Rashid was asking for questions; there were surprisingly few, considering the complexity of the plan. Felix wondered whether all these guys had worked together before. He raised his hand. Rashid acknowledged him with an imperious gesture.

“Yeah, Rashid, I noticed you didn't give me an assignment. I'm not on this thing?”

“No, Felix, I want you to continue what you have been doing,” said Rashid, “also, if you would stay after the others have left, I have some special instructions.”

It took an hour or so for the place to empty, the men departing alone or in twos at intervals, so as not to draw attention. They spoke to one another in Arabic as they awaited their turns to leave, and ignored Felix. Finally, when only Rashid and the two fake Spaniards remained, Rashid turned to Felix and said, “The chief wants this Karp business taken care of, and also the information from the girl. I was under the impression that this was nearly in your hands.”

Again Felix felt that odd repugnance associated with the thought of approaching Lucy Karp. “Hey, she clams up. She doesn't want to talk about your guy. I misjudged the situation. I don't think the soft shit is going to work with her. Sorry. I think we need to pick her up and work her over.” His words hardly sounded convincing to his own ears, and it was all he could do to keep the humble, remorseful expression on his face.

What the terrorist said next was therefore something of a relief. “It does not matter. There is no need to deal with the girl directly. She has a brother, two brothers, and one of them is blind. They are often out of their house. The blind one plays music on the street.” Then something in Arabic to the other two, who responded with laughter. “It should not be hard to pick one or both of them up. Then the sister will of course provide us with any information we want.”

“You want me to pick up the kid?”

“No, someone else will take care of that. I want you to deliver another device. The wife must be eliminated first. She has a truck.”

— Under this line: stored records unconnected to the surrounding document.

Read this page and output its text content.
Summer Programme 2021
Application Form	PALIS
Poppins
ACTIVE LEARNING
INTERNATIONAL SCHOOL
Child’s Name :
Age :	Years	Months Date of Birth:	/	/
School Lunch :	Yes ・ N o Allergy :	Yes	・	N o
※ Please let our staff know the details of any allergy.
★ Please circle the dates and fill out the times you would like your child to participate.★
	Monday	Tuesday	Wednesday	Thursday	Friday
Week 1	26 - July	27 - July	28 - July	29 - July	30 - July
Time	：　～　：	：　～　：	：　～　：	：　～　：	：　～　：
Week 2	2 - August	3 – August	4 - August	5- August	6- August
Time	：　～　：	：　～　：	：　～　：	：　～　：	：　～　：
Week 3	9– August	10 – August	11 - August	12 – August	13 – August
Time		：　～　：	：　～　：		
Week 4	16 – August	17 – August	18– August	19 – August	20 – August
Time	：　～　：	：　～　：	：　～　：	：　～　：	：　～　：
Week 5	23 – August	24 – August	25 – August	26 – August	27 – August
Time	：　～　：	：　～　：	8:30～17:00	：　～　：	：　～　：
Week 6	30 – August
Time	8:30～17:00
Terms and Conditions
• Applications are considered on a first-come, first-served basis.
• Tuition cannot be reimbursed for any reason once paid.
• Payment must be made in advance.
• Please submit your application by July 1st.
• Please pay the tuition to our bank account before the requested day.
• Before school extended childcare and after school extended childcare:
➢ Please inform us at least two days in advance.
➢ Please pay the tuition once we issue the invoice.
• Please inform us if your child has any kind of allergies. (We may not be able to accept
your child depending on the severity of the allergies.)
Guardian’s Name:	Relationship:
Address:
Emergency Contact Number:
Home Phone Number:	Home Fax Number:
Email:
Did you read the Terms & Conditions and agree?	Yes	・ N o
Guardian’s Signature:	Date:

Felix smiled and thought about the bomb he had already made for Marlene Ciampi, killer of his brother. Oh, good, that saves me a bomb. He began to consider who would get it.

“What about Karp?” he asked.

“He'll be taken care of in due time. We have a plan for everything, as you saw just now. First you will make this one delivery and then we will see.”

“Yeah, but it'd be good if I was a little more into the planning end, so I could get an idea of how everything fits together. I mean, why are we still planting these little bombs when you've got this big blast coming?”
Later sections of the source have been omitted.